Chief Client Relationships Officer Responsible for the relationship with all our organization’s customers. I oversee the Customer Support and Customer Relationship Departments.

This week marks the beginning of the second quarter of the year. Looking back, this year is turning out to be a very interesting one indeed. The year started after Donald Trump signed the sweeping tax reform package that slashed corporate and individual taxes. Investors were optimistic that the president would continue with the business-friendly rules he had in the first year.

However, in the quarter, the president changed. After a year of listening to advice from his globalist advisors, the president moved to implement what he thought was the right thing. He purged the advisors like Gary Cohn and Rex Tillerson and started implementing his radical ideas. First, he announced that he would pull the United States from the Iran deal. He then started implementing sweeping tariffs on steel, aluminum and other Chinese products.

As a result, the global financial markets that were significantly higher in the year before started declining as shown below.

This week, the talk on trade will continue dominating the financial markets. During the weekend, the Trump administration announced that it would release a list of Chinese tech products to impose tariffs on. At the same time, Chinese authorities released a list of 128 American products to put tariffs on. These items range from meat to agricultural products. As a response, global financial futures point to a weaker open with the Dow shedding more than 100 points.

From the data side, Japan and China released the manufacturing data on Sunday. In the two countries, the data disappointed with the Chinese Manufacturing PMI falling to 51 from last month’s 51.6. The Japanese manufacturing and non-manufacturing index declined to 24 from last month’s 25. The decline in this sentiment is a clear indication that firms are facing challenges especially on trade issues.

Today, we will receive the manufacturing data from the United States. Traders expect the ISM manufacturing index to decline slightly to 60.1 from last month’s 60.8. Other manufacturing data that will be released this week include Germany which will be released on Tuesday. Investors expect the PMI to remain steady at 58.4. On the same day, the United Kingdom will release the manufacturing PMI data. Investors expect the manufacturing activity in the country to decelerate. We will also receive the Service PMI from the United States.

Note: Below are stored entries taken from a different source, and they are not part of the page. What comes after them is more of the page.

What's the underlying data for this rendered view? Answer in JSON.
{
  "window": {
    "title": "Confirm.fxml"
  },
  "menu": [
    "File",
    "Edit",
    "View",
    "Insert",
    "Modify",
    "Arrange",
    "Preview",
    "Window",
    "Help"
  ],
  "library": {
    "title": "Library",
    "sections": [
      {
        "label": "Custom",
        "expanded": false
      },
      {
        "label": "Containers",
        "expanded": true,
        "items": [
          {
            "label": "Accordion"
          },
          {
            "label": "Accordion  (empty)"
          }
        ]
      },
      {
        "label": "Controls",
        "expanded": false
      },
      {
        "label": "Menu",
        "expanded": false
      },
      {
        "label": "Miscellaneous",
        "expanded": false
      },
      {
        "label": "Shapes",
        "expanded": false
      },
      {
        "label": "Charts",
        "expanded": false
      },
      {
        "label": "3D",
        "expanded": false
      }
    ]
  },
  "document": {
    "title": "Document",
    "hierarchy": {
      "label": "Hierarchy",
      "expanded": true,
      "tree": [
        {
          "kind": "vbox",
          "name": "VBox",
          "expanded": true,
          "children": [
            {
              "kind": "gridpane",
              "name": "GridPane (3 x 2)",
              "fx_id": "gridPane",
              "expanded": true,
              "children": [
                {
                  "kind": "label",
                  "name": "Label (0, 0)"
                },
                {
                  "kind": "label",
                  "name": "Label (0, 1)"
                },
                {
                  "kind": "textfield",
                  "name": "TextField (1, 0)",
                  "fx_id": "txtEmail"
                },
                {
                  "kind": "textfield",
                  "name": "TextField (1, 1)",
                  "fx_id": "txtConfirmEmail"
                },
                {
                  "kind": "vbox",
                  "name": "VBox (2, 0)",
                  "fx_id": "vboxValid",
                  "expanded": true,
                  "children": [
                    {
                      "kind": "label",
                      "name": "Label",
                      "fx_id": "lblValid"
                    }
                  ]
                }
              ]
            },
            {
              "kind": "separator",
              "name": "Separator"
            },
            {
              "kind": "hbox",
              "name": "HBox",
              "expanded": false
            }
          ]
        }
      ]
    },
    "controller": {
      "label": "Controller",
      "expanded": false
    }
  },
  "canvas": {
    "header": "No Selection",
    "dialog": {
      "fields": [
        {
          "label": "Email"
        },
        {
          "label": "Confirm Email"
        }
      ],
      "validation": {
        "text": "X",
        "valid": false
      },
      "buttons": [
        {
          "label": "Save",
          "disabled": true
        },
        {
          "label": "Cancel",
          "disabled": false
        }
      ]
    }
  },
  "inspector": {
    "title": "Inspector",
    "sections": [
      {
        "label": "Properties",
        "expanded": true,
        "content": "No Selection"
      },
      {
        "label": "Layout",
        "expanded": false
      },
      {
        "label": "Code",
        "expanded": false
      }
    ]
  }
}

The biggest news this week will be the employment numbers in the United States. On Wednesday, ADP will release the employment change data. Investors expect that the company’s data will show that employers added 206K employees down from last month’s 235K. On Friday, the government will release the official employment data. Traders expect the data to show that the economy added 203K jobs, down from last month’s surprise of 313K. They expect the unemployment rate to drop to 4.0%. This data will come a week after government data showed that the number of initial jobless claims are at the lowest level since 1973.